Cette politique à courte vue est intrinsèquement intenable et ne peut pas continuer indéfiniment. Cependant, il est probable que la Chine réponde à toutes les mesures économiques punitives si peu de temps après la signature de l’ALE. En outre, l’Australie a fait le pari que la Chine a plus besoin de ses ressources en fer que l’Australie a besoin de ce patronage économique (bien que ce soit un pari douteux). Mais étant donné que l’arrangement est mutuellement bénéfique pour le moment, Beijing n’est pas enclin à le couper brutalement. Pourvu que l’Australie maintienne ses provocations au strict minimum et à l’intensité la plus basse possible, la Chine va probablement les ignorer, à part éventuellement publier une déclaration très ferme contre elle. Il est cependant très difficile de maintenir un tel équilibre artificiel alors que les États-Unis encourageront inévitablement  l’Australie à en faire plus à l’avenir. L’Australie estime également que les provocations anti-chinoises actuelles lui permettront de se rapprocher de certains de ses nouveaux partenaires de libre-échange de l’ASEAN, mais eux aussi (surtout le Vietnam et les Philippines) uniront probablement leurs forces avec les États-Unis en appelant à une présence australienne plus active en mer de Chine du Sud.

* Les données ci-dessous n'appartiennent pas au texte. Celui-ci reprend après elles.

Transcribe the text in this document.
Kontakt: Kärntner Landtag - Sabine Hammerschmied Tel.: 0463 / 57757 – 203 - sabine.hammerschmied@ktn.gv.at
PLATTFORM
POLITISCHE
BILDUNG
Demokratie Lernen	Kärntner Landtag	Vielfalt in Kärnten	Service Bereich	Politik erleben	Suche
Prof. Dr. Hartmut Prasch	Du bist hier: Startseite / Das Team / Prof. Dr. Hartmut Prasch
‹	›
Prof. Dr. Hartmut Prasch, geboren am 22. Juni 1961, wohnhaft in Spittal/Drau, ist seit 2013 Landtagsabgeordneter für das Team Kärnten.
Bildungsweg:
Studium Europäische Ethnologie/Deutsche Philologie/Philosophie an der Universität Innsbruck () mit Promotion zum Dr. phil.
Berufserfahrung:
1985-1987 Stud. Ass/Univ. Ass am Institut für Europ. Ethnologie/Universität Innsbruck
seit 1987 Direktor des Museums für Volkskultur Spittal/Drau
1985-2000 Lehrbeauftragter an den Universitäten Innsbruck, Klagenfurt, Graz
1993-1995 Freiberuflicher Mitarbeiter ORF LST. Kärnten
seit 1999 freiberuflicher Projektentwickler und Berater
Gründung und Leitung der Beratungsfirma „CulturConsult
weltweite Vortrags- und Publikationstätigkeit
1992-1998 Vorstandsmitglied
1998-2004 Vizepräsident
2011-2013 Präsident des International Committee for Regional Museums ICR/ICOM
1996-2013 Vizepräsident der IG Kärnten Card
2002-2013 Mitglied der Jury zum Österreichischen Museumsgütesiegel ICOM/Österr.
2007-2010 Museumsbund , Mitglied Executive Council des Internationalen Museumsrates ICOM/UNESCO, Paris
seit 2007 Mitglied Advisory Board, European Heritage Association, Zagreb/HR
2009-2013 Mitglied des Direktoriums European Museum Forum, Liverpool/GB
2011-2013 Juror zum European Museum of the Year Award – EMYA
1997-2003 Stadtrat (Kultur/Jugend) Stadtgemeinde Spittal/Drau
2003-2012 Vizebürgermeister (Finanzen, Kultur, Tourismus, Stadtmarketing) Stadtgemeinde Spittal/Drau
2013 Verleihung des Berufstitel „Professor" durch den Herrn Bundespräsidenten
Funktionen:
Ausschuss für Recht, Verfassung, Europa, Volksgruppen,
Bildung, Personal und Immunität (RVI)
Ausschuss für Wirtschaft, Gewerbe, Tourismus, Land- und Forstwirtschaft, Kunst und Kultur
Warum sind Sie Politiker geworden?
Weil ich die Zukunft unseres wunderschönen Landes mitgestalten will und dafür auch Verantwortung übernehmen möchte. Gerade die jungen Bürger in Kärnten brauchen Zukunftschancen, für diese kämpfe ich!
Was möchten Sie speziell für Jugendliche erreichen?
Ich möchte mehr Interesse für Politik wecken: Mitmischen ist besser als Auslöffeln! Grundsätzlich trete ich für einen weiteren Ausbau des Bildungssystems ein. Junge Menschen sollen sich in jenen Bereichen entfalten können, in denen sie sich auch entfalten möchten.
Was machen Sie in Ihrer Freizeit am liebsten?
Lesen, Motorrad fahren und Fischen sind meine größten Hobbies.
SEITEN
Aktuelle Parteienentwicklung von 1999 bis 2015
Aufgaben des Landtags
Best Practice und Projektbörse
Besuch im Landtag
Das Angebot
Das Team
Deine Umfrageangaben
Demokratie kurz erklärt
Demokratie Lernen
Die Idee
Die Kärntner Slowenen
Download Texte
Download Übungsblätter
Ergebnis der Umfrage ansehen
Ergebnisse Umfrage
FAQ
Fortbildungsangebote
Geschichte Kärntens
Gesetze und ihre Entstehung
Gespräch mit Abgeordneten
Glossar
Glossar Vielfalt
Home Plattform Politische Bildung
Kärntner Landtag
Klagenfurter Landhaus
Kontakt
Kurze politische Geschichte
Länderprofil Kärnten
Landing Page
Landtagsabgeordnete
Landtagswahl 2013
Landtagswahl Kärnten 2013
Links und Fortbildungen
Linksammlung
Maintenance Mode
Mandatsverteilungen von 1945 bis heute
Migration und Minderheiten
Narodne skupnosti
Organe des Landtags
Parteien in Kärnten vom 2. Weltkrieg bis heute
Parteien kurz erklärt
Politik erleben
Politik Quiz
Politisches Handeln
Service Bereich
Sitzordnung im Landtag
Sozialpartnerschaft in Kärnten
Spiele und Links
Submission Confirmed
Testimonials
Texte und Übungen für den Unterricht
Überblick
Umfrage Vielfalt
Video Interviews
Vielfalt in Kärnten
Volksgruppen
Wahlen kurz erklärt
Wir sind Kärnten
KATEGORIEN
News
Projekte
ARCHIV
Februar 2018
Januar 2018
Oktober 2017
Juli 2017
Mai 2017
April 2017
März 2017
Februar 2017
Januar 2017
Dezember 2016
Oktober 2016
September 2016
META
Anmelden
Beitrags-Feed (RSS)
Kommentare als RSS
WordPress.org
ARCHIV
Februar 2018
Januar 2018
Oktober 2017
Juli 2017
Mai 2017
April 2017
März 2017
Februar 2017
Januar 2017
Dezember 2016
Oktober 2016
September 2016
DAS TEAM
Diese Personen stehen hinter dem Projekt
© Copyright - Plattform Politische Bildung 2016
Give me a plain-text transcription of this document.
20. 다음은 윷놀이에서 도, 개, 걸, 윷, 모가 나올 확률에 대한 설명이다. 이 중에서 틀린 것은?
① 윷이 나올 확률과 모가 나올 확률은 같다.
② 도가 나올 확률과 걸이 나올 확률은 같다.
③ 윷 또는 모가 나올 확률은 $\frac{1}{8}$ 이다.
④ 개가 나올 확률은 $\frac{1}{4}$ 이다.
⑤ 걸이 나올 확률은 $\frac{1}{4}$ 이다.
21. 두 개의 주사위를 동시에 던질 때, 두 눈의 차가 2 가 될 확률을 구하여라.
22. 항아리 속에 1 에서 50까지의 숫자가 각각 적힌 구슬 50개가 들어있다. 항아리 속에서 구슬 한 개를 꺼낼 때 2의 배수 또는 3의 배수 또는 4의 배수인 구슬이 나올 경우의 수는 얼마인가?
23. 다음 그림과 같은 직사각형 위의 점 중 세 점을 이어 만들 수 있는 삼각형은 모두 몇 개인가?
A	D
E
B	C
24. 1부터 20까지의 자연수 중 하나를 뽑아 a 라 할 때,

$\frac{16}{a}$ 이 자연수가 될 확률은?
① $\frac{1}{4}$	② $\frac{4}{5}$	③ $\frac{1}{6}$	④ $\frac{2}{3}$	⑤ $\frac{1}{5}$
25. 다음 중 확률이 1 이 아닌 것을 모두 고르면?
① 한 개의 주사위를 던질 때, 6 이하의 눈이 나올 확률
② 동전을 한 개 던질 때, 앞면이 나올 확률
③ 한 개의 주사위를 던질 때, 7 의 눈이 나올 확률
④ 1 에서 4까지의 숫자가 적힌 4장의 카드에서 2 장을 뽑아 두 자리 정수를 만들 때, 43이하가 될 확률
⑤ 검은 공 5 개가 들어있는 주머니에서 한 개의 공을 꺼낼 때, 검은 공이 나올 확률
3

Canberra n’a probablement pas prévu cela quand il a initialement signé la CCC (quel faible engagement cela pourrait être), et il sera par conséquent pressé de prendre une décision difficile et de choisir entre ses principaux partenaires économiques et stratégiques ( la Chine et les États-Unis, respectivement). La mise en garde, cependant, est qu’avec la dépendance de la Chine à l’égard de l’Australie via les achats de minerai de fer, celle-ci sera réticente à prendre des mesures concrètes contre son partenair», même s’il augmente son activité anti-chinoise. Et ce jusqu’à ce qu’elle trouve un troisième partenaire majeur pour diversifier ses importations en provenance de pays comme le Brésil, elle sera probablement encline à préserver le statu quo des relations économiques. D’autre part, comme l’ALE est en plein essor et commence à impliquer plus activement des secteurs hors de la seule exploitation minière, il est possible que la Chine puisse établir quelques points d’appui stratégiques imprévus dans l’économie australienne qui pourraient être utiles pour uniformiser les règles du jeu et dissuader toute agression australienne totalement inutile dans la mer de Chine du Sud. [Sans compter la grande diaspora chinoise en Australie, NdT]

Hiérarchie de la puissance

La CCC opère sous une hiérarchie de puissance simple qui est expressément dominée par les États-Unis. Ce mécanisme peut être conceptualisé par le modèle simple ci-dessous:
pic01
Le modèle suivant ajoute des détails sur le cadre et l’adapte aux spécificités de la mission en mer de Chine du Sud de la CCC:
pic02
Il est assez facile de comprendre le flux de pouvoir dans les hiérarchies précitées. Les États-Unis, exécuteurs militants de l’unipolarité, ont en partie délégué leurs responsabilités régionales aux deux partenaires de confiance qu’ils contrôlent, l’Inde et le Japon. Les trois (quoique à des niveaux différents et à des degrés divers) coopèrent avec le Vietnam et les Philippines, les ayants- droit par procuration les plus géopolitiquement pertinents de la CCC en mer de Chine du Sud. Fermant la marche, l’inclusion potentielle de l’Indonésie dans le TPP donnerait un sérieux coup de pouce aux efforts économiques de la CCC, alors que la présence militaire de l’Australie, bien qu’extraordinairement minime pour le moment, pourrait être renforcée par une contribution un peu plus percutante à l’avenir.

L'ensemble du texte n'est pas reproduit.